Pengalamannya mendatangi partai politik hanyalah undangan karena partai politik membutuhkan keilmuan yang dimilikinya.
"Pertama saya tak ada hubungannya dengan partai politik."
"Saya datang ke PKS itu diundang karena keilmuan saya, yakni memberikan pelatihan, memberikan isi seminar di partai."
"Lalu saya diklaim sebagai kader partai itu, ya tidaklah."
"Saya itu juga mengajar di kader-kader PDIP, bahkan saya mementori kader PDIP juga sampai jadi Gubernur juga."
"Lalu saya dituduh kaader PDIP, kan tidak."
Baca juga: Jokowi Mania Laporkan Ubedilah Badrun ke Polisi, Gibran: Enggak Usah, Santai
"Jadi akademisi ini kan punya ilmu, jadi ilmu ini yang dibutuhkan oleh partai politik."
"Tidak hanya PKS, jauh sebelum PKS saya memberikan pikiran-pikiran saya di kader-kader PDIP, Demokrat juga generasi muda di Golkar."
"Dan ini bisa dicek sama orang-orang yang pernah mendengarkan (pikiran-pikiran) saya di partai itu," jelas Ubed.
Sehingga keliru jika ia dituduh sebagai salah satu kader di partai itu.
"Jadi itu keliru kalau (menuduh) saya orang partai."
"Tidak hanya itu, bahkan mungkin hampir semua partai."
"Termasuk partai-partai kecil yang masuk dalam kekuasaan juga partai-partai itu, (mereka) bagian dari koalisi."
Baca juga: Laporkan Gibran-Kaesang, Ubedilah Harap KPK Serius dan Profesional
"Lalu saya juga disebut sebagi anggota partai itu juga, kan tidak logis itu."
"Menyimpulkan satu peristiwa dari satu data yang sangat permukaan," lanjut Ubed.
Pelaporannya ini, kata Ubed murni berdasarkan kegelisahannya pada indeks presepsi korupsi di Indonesia yang buruk.
"Saya hanya melihat negara ini ternyata indeks presepsi korupsinya buruk, angkanya 37, dari angka nol sampai 100, dan saya gelisah."
"Dalam teori saya sempat membaca bukunya Yoshihara itu ada istilah ersatz capitalism dan ciri dari era itu adalah munculnya pengusaha-pengusaha baru yang (muncul) karena ada relasi dengan kekuasaan."
"Nah ini saya melihat salah satu problem ini yang membuat korupsi terus merajalela," jelas Ubed.
Baca juga: Perbandingan Harta Presiden Jokowi dan Gibran Rakabuming, Siapa Lebih Kaya?

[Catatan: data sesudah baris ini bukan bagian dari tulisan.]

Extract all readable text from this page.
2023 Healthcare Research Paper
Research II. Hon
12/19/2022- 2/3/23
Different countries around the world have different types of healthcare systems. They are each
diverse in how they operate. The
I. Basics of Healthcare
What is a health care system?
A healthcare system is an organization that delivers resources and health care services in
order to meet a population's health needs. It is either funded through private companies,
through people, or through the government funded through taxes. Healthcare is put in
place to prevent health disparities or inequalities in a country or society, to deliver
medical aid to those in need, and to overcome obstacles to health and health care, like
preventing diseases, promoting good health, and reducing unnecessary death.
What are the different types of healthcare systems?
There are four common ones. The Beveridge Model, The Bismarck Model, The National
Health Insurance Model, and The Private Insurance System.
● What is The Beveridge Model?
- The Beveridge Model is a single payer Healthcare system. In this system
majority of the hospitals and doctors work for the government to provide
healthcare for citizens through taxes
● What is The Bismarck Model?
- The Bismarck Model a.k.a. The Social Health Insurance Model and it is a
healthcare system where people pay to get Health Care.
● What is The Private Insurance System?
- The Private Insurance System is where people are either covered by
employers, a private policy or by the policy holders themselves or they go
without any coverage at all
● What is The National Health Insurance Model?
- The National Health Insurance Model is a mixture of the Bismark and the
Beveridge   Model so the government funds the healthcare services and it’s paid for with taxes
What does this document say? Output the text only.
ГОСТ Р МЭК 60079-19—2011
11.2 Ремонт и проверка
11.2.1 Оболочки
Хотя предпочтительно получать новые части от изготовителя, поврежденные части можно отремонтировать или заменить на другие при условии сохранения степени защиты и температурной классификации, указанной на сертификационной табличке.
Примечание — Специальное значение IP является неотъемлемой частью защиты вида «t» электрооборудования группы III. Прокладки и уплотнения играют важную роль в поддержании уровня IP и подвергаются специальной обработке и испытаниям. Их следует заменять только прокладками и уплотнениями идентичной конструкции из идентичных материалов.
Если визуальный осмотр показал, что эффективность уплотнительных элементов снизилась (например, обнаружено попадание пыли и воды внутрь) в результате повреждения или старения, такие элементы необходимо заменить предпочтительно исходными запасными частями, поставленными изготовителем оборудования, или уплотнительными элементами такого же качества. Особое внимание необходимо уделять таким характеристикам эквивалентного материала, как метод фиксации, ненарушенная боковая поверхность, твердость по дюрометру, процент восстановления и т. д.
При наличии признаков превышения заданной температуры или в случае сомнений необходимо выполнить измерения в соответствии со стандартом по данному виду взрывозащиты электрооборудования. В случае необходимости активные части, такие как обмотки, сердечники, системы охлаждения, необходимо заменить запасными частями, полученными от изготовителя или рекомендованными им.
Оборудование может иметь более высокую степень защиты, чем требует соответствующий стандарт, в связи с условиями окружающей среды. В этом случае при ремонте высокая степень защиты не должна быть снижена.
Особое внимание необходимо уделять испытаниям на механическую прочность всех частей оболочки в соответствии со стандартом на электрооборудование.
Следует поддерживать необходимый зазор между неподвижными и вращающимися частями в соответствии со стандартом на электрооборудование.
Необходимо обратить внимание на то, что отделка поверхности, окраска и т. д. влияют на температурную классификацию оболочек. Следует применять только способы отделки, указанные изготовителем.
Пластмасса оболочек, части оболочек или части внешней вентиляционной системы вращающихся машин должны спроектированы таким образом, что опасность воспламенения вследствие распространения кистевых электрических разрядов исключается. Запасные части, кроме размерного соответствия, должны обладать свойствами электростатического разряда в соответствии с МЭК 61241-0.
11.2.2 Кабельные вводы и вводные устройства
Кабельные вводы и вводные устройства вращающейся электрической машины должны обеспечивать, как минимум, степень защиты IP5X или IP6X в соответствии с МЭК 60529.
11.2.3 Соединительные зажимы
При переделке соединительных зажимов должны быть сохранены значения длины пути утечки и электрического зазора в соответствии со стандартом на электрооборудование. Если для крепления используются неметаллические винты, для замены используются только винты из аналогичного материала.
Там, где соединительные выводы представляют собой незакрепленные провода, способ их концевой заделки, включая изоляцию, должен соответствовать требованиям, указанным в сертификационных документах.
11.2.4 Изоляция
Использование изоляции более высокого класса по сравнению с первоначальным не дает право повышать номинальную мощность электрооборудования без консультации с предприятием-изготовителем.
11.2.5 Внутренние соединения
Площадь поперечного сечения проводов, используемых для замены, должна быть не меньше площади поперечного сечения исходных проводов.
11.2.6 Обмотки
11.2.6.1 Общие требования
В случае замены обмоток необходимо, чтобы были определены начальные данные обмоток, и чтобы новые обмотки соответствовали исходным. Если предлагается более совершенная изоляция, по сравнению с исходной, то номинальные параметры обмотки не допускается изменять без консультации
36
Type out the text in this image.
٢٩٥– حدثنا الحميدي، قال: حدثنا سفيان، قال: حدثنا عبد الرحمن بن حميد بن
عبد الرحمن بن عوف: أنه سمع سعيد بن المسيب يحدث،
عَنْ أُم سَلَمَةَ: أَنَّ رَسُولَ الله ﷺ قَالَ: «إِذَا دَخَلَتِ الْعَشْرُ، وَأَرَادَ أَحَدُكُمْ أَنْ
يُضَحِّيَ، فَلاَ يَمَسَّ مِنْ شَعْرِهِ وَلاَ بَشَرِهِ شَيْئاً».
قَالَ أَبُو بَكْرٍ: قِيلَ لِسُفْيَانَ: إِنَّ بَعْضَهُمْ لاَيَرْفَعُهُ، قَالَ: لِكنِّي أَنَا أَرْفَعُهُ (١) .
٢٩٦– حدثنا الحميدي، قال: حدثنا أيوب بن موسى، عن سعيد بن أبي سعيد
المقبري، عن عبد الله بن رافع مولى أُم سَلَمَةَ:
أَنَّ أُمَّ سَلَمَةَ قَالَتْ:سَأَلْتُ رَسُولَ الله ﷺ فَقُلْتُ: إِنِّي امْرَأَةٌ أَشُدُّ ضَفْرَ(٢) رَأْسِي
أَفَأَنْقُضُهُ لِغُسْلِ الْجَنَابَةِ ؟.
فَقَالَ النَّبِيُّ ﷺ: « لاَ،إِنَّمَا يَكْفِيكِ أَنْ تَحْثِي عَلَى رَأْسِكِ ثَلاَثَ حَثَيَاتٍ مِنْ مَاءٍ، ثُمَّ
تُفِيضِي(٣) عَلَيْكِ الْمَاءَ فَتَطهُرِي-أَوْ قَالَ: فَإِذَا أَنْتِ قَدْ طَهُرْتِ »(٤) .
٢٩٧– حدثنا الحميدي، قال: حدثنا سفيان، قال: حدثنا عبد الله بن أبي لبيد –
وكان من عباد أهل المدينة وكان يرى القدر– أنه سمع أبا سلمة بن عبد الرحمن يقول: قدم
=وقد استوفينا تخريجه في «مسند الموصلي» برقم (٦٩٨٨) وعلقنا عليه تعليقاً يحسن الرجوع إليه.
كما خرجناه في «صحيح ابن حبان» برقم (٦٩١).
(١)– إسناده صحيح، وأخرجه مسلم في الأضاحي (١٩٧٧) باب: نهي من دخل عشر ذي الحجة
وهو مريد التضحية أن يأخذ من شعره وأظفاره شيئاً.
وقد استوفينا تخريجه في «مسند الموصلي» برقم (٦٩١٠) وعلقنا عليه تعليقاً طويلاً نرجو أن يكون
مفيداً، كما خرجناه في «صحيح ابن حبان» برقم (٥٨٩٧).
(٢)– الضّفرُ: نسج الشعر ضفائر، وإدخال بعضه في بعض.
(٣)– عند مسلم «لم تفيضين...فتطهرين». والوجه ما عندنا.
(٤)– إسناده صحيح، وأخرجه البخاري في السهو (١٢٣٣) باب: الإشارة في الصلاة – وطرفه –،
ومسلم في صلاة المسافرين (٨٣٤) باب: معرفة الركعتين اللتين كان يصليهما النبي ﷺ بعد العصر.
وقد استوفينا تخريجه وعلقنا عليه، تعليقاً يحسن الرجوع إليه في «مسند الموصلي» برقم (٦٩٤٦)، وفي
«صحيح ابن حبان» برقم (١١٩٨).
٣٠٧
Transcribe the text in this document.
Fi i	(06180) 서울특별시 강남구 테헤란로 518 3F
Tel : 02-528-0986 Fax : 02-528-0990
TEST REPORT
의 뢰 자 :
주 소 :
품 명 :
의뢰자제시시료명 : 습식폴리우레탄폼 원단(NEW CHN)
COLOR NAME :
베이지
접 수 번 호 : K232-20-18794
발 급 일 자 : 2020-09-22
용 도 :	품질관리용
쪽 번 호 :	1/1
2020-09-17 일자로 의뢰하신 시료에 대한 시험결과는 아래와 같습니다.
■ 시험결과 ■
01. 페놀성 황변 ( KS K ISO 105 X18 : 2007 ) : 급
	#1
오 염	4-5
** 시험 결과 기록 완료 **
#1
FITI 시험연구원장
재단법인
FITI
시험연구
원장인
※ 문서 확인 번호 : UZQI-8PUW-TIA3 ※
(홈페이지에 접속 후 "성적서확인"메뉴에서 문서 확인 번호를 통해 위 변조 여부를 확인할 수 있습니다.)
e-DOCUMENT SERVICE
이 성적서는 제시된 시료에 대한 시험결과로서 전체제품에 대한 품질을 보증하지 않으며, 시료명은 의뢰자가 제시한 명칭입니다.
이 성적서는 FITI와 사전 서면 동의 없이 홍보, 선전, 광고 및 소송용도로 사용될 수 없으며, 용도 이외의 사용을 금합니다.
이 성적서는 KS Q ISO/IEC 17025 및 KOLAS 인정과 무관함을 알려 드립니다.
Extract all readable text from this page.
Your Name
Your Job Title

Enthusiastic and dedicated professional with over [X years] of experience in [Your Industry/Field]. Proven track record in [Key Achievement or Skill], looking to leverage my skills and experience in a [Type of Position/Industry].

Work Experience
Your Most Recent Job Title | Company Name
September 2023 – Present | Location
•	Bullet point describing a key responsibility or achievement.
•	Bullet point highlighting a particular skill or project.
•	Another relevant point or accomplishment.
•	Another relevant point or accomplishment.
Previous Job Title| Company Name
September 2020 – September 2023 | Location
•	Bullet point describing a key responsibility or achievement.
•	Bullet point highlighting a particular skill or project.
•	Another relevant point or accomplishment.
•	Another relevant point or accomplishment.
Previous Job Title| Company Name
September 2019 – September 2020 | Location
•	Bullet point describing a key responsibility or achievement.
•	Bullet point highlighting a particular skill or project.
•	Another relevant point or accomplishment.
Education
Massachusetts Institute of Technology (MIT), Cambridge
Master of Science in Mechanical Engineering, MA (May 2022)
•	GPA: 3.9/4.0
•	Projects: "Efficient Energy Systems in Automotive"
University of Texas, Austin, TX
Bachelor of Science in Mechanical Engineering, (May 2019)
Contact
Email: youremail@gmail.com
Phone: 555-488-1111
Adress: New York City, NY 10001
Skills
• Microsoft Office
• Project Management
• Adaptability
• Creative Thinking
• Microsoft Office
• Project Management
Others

Untuk diketahui, laporan yang diajukan Ubed menyikapi perihal turunnya angka tuntutan kepada perusahaan besar bernama PT SM yang disinyalir menjadi tersangka pembakaran hutan.
Keduanya, Gibran Rakabuming dan Kaesang Pangarep dianggap terlibat dalam bisnis gabungan tersebut.
Tuntutan tersebut dilayangkan oleh Kementerian Lingkungan Hidup dengan nominal tuntutan sebesar Rp 7,9 triliun.
Dari tuntutan sebesar Rp 7,9 triliun itu, Mahkamah Agung (MA) ternyata mengabulkan permintaan penurunan nominal tuntutan menjadi Rp 78 miliar.
Ini yang menurut Ubed menyimpan kejanggalan.
Selain itu, ada beberapa kejanggalan lain yang coba Ubed kaitkan.
Sehingga, ini yang melatarbelakangi Ubed melaporkan Gibran Rakabuming dan Kaesang Pangarep ke KPK.